OK, to model what you have in ETAP, you need to combine the two parallel transformers so effectively giving you a set-up like the picture I provided in earlier post; then it becomes quite simple as ETAP has an Open Delta/Open-Wye , symbol that allows you to specify everything you need to complete the model for each transformer including which lines the HV side is connected too.

I just got notice of the latest SKM update for our computers, I will be curious to see if they have added same feature.

ETAP version I have is 12.5

 

[xguard]

It seems to me that you should go back to the definition of transformer impedance, and use this to calculate the effective impedance of the paralleled pair, and then model this as a single transformer.

The impedance of a transformer is the % voltage, when applied to the primary, which will result in nominal full load current in the _shorted_ secondary. The impedance is presumed to be linear; if you double the primary voltage you would expect to double the current in the shorted secondary.

As a separate note: from the drawing, the X2 connection between the transformers does not follow the same path as X1 and X3; this may be a problem.

-Jon

In EasyPower when I parallel transformers it adds the available short circuit current of each transformer to the other at the bus where they are connected on the secondary side. So if I do the simulation with one transformer at a time I get a value for each, if I do the simulation with them in parallel I get a value that is the same as combining the two values from the independent situations. I'm not following the how to calculate an effective impedance from the information I have. Is this not how you understand calculating available short circuit current of paralleled transformers? (Granted I'm using parallel 3 phase tranformers in Easy Power because it looks like all there is to choose from.)

 

[kingpb]

In EasyPower when I parallel transformers it adds the available short circuit current of each transformer to the other at the bus where they are connected on the secondary side. So if I do the simulation with one transformer at a time I get a value for each, if I do the simulation with them in parallel I get a value that is the same as combining the two values from the independent situations. I'm not following the how to calculate an effective impedance from the information I have. Is this not how you understand calculating available short circuit current of paralleled transformers? (Granted I'm using parallel 3 phase tranformers in Easy Power because it looks like all there is to choose from.)

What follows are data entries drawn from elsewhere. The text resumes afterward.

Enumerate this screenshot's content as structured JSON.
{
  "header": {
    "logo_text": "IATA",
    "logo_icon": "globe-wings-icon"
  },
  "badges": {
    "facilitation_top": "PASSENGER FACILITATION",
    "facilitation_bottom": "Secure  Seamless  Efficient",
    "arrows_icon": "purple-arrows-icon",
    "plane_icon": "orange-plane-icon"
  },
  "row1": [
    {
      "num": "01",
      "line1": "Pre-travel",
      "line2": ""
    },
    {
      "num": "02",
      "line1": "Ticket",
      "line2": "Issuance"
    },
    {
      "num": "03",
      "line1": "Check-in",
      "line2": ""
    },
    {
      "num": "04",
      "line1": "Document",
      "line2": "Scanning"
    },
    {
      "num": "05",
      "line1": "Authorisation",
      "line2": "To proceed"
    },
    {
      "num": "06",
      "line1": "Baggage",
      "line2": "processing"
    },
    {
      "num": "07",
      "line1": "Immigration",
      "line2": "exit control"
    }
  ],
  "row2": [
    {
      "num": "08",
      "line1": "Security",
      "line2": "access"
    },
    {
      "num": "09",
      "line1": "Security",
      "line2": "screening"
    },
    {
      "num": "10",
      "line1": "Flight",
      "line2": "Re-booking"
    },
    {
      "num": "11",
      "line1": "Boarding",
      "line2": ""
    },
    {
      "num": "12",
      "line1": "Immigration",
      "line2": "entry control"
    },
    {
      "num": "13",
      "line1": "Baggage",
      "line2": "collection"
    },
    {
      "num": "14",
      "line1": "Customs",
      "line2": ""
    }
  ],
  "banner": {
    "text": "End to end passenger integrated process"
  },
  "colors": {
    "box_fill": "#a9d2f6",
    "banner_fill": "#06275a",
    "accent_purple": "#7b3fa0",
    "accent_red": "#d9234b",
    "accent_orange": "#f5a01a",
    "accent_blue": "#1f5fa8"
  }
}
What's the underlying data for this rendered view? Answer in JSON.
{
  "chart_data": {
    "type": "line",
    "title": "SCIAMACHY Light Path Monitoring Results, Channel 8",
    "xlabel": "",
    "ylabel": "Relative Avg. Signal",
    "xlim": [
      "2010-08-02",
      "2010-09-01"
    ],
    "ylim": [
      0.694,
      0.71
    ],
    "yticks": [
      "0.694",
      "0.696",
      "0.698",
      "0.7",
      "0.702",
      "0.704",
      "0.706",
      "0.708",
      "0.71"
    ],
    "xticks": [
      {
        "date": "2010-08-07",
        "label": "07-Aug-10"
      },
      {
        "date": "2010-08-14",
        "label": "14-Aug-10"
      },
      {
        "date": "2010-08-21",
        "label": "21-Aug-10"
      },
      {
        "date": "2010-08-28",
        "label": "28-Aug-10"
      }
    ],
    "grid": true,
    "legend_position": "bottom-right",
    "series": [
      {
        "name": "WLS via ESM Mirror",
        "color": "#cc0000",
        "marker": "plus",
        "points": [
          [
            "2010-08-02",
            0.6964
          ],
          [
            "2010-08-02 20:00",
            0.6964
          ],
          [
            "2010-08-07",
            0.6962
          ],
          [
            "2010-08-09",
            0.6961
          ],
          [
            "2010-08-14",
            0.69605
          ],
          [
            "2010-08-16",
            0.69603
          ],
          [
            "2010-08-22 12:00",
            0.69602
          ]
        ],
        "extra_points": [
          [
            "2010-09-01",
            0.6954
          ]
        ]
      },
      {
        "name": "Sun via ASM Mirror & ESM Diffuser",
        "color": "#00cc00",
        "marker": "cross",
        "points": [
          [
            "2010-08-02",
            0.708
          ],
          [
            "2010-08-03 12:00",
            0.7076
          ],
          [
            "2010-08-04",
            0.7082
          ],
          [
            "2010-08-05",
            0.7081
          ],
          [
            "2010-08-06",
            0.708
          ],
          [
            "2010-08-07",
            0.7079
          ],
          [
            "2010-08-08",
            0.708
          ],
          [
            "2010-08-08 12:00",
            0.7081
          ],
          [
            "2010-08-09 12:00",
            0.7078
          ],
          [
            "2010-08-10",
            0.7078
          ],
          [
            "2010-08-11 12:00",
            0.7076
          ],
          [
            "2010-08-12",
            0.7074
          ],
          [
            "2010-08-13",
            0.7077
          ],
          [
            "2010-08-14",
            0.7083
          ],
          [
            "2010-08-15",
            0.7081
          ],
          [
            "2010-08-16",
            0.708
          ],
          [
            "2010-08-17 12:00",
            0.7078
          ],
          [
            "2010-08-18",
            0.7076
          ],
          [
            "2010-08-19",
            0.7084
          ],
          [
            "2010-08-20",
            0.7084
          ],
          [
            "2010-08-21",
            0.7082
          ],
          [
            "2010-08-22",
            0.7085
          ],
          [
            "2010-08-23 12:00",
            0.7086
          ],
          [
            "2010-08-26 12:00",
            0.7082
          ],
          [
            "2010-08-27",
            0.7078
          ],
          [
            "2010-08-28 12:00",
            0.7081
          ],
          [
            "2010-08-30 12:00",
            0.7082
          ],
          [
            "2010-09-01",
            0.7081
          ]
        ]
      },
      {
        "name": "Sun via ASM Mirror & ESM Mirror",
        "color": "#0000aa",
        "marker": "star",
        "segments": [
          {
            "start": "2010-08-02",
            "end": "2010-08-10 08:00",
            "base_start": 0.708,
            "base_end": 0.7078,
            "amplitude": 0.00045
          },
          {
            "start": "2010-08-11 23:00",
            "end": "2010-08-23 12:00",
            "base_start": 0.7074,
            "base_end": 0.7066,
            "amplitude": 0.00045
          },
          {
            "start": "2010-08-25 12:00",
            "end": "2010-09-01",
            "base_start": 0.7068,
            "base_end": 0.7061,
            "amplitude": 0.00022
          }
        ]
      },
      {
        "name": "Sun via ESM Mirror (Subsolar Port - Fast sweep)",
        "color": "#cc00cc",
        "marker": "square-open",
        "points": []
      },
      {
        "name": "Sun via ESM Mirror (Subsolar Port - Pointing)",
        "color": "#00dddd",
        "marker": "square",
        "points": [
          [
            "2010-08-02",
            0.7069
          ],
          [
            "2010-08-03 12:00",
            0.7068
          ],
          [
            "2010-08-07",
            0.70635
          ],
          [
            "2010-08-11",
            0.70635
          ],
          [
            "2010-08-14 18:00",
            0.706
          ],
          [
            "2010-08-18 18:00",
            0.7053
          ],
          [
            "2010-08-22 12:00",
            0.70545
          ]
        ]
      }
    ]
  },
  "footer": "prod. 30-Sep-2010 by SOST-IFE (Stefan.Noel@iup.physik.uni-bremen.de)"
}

I would think it would add them, providing the available short circuit current on the HV side is great enough such that it is maxing out the let through current of the transformers. If you look at the MVA Method of calculating SC currents, MVAsc in parallel add (like series reactance) and series MVAsc adds like parallel reactance. Intuitively, this makes sense because additional reactance in series increases total reactance, and the additional reactance means less fault current. Same with parallel, the reactance in parallel deceases total reactance therefore increasing fault current.

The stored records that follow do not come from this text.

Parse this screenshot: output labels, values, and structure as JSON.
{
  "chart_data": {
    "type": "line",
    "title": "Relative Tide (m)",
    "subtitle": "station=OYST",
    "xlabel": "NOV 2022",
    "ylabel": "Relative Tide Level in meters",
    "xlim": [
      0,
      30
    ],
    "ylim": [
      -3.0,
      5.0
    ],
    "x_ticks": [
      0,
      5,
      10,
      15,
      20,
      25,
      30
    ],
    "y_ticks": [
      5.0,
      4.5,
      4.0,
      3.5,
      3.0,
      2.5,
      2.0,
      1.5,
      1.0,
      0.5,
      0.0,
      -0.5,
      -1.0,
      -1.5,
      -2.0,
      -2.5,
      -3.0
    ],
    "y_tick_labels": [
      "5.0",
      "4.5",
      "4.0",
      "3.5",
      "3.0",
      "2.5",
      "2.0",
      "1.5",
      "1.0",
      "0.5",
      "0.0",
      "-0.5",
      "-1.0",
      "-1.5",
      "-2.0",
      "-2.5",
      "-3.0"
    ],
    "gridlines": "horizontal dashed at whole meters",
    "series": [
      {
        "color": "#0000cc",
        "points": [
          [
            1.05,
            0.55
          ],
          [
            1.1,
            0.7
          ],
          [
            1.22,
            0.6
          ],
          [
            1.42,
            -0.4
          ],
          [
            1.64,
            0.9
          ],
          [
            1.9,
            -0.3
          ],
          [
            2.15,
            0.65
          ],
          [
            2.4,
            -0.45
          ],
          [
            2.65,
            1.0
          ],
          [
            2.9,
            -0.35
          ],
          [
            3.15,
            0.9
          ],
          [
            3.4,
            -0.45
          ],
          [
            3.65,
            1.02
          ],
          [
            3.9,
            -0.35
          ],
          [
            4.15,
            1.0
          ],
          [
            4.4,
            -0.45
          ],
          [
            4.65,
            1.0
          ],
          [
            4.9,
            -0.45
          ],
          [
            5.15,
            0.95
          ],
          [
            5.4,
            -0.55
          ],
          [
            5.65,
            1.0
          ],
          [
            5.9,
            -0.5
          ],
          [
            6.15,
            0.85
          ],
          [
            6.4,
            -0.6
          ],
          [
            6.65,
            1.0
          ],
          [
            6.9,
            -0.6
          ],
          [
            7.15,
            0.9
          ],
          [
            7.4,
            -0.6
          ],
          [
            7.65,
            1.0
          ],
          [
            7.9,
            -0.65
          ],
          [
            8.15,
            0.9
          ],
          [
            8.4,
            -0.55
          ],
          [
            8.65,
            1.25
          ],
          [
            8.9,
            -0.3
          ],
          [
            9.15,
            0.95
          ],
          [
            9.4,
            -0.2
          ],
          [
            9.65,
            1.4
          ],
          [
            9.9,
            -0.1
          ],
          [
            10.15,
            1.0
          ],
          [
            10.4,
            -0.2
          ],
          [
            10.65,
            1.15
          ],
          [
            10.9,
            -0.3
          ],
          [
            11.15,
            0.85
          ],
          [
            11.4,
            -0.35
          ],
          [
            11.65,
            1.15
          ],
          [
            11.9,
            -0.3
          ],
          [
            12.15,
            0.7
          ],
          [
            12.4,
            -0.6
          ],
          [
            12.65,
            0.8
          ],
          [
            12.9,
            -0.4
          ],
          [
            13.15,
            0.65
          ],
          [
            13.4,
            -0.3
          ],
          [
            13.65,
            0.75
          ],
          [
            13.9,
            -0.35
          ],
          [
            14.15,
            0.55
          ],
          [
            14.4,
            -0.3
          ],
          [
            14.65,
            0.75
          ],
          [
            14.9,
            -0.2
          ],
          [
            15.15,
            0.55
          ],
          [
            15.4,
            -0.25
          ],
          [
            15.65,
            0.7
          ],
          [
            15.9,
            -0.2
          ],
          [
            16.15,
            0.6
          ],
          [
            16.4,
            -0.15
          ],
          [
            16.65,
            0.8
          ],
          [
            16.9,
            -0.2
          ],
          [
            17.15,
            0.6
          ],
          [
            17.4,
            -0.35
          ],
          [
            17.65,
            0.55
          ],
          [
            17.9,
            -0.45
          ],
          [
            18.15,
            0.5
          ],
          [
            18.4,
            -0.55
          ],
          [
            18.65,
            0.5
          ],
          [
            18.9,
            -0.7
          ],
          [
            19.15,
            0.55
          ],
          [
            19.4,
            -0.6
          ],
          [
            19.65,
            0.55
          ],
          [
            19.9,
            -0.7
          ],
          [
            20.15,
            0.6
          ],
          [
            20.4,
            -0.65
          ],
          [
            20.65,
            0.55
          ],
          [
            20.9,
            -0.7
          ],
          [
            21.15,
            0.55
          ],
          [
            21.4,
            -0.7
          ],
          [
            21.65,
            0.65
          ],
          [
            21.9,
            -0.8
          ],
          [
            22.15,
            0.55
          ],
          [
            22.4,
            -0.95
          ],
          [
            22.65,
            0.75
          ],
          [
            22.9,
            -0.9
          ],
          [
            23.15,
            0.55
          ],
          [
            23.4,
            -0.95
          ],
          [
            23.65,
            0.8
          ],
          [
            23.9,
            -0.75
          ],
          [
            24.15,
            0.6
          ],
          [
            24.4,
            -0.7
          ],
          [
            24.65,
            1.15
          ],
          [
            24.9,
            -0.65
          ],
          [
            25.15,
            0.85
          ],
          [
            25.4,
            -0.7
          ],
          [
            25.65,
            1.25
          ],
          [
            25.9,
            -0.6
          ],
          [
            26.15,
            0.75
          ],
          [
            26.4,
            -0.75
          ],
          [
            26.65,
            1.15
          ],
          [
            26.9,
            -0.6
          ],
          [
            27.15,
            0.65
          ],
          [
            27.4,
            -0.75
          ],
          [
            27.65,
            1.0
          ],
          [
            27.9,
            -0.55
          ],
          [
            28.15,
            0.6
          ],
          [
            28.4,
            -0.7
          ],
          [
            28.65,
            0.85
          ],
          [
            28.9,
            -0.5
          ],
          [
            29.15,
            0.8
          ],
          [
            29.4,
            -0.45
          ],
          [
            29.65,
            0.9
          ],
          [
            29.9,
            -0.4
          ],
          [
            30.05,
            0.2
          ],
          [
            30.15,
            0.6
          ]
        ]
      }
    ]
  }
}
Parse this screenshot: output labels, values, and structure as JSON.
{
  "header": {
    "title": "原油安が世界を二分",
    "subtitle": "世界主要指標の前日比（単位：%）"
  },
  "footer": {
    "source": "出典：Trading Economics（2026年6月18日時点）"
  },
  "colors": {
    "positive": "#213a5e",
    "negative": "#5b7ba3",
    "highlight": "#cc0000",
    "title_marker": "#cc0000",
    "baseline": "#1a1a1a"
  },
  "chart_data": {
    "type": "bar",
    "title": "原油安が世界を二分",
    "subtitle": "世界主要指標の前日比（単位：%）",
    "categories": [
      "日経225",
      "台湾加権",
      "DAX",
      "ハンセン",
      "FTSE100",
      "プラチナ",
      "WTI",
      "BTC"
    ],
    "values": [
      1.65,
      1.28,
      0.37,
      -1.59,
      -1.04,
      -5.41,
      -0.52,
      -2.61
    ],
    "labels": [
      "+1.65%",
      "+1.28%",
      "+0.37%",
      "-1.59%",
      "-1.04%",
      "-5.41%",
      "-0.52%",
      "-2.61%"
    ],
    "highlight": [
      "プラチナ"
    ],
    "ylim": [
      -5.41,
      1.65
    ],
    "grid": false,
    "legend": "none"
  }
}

It would be interesting to model the set-up to see how it compares; post the system info ahead of the transformers, and the voltages and so forth.

 

[xguard]

I would think it would add them, providing the available short circuit current on the HV side is great enough such that it is maxing out the let through current of the transformers. If you look at the MVA Method of calculating SC currents, MVAsc in parallel add (like series reactance) and series MVAsc adds like parallel reactance. Intuitively, this makes sense because additional reactance in series increases total reactance, and the additional reactance means less fault current. Same with parallel, the reactance in parallel deceases total reactance therefore increasing fault current.

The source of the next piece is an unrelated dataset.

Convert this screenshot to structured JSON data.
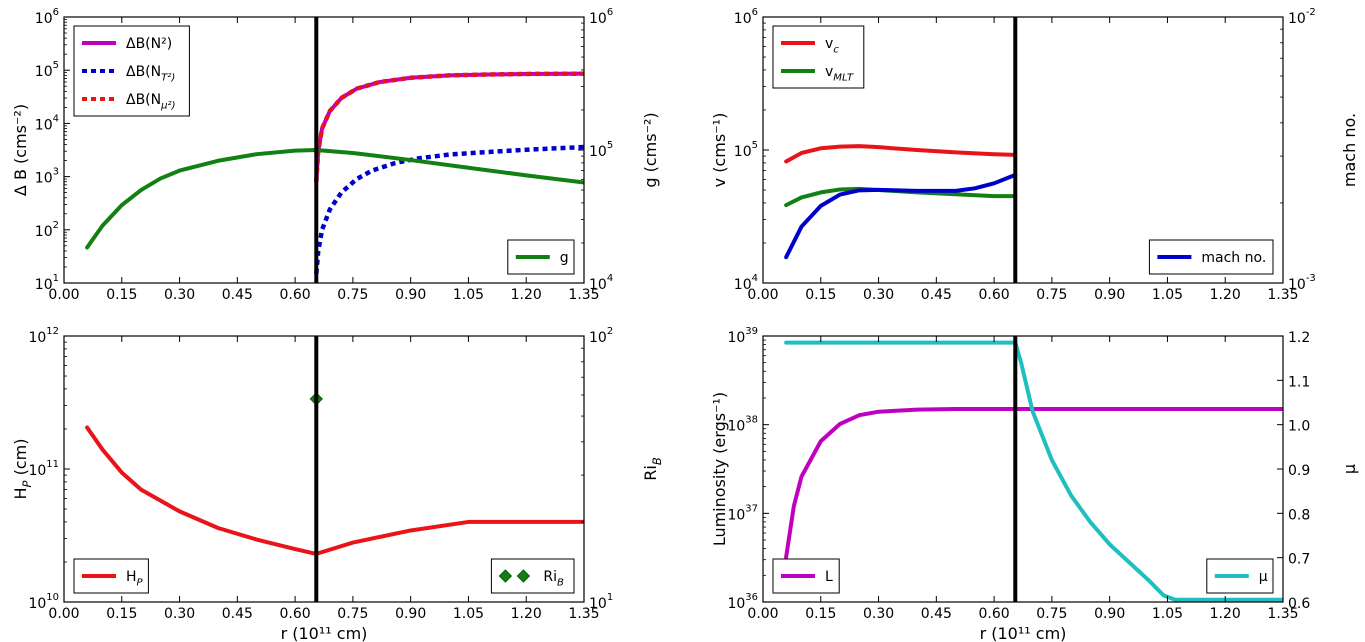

It would be interesting to model the set-up to see how it compares; post the system info ahead of the transformers, and the voltages and so forth.

The Primary Voltages are:
L-L 13.2 KV
L-N 7.62 KV

Primary Available Fault Current
L-G 3527 A
L-L 3979 A
L-L-G 4312 A

 

[kingpb]

The Primary Voltages are:
L-L 13.2 KV
L-N 7.62 KV

Primary Available Fault Current
L-G 3527 A
L-L 3979 A
L-L-G 4312 A

Do you have the R and X values, or X/R ratios. Also, what about 3-phase fault.